Cisco Unveils New Open Source Security Tools at KubeCon EU

Cisco Systems, long a significant contributor to the open source software community with more than 200 projects to its credit, introduced a bundle of new open source tools for developers involving application modernization at KubeCon+CloudNativeCon in Amsterdam on April 20.
The three new additions — VMClarity, Nasp and Media Streaming Mesh — are designed to add functionality for securing Kubernetes and cloud native environments in general, the company said. At the conference, Cisco’s Emerging Technologies and Incubation division demonstrated that these tools improve security tools, risk inventory in the application stack, and application modernization to expand the boundaries of cloud native environments.
VMClarity
VMClarity is designed to address the potential problems of using virtual machines (VMs) in cloud native environments.
“VMs are the No. 1 most-used service on public clouds and the predominant method for hosting containers,” Vijoy Pandey, Cisco’s senior vice-president of engineering, wrote in a blog post. “The resulting attack paths can be more elaborate than Amsterdam’s canal system. We saw a need to provide protection for VMs against security threats such as leaked secrets, malware, and rootkit as well as system misconfigurations and vulnerability scanning, as they are still very much part of how businesses run in the cloud.

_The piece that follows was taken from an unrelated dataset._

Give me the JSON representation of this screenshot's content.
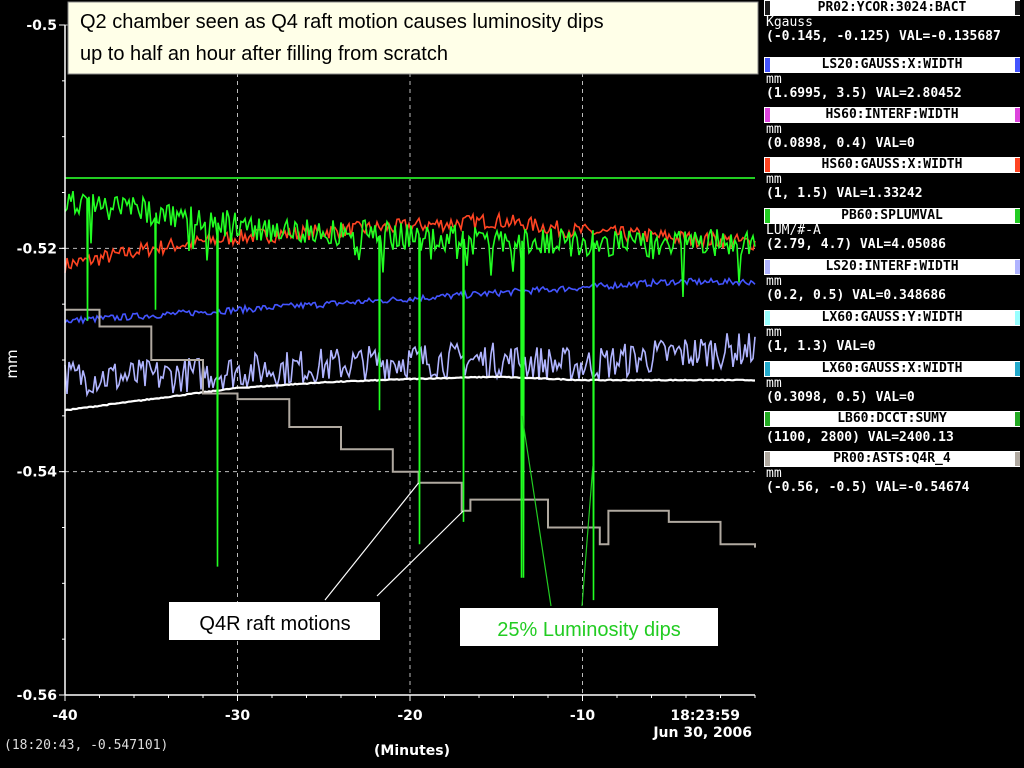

“That’s why we developed VMClarity, a part of the OpenClarity suite of projects, to address the vulnerabilities of using virtual machines in cloud native environments.”
Pandey said VMClarity provides agentless detection and management of software bill of materials (SBOMs), which was recently mandated by a federal executive order from the Biden administration.
Nasp
Nasp, a lightweight library to expand service mesh capabilities to non-cloud environments, provides these capabilities to non-cloud endpoints and smaller cloud environments. This extender can bring applications running on edge devices, legacy VMs, and mobile clients into the Kubernetes service mesh. Applications using Nasp are handled as standard service mesh workloads without the need for dedicated proxies, Cisco said.
Media Service Mesh
Cisco also introduced Media Service Mesh (MSM), an open source project that the company claims runs real-time media applications in cloud native Kubernetes environments more efficiently. Because Kubernetes is designed for running web applications — which are by default non-real-time — MSM enables media streaming applications to be run in cloud native and Kubernetes environments without workarounds. MSM offloads the media streaming from the application using the Kubernetes environment effectively and as it was designed. Media Streaming Mesh will be available in a GitHub repository in the upcoming months.
Cisco has contributed code to more than 200 open source projects, and it has also created its own open source projects, such as APIClarity, KubeClarity, and Network Service Mesh. Cisco also is a member of the Cloud Native Computing Foundation (CNCF) and the Linux Foundation.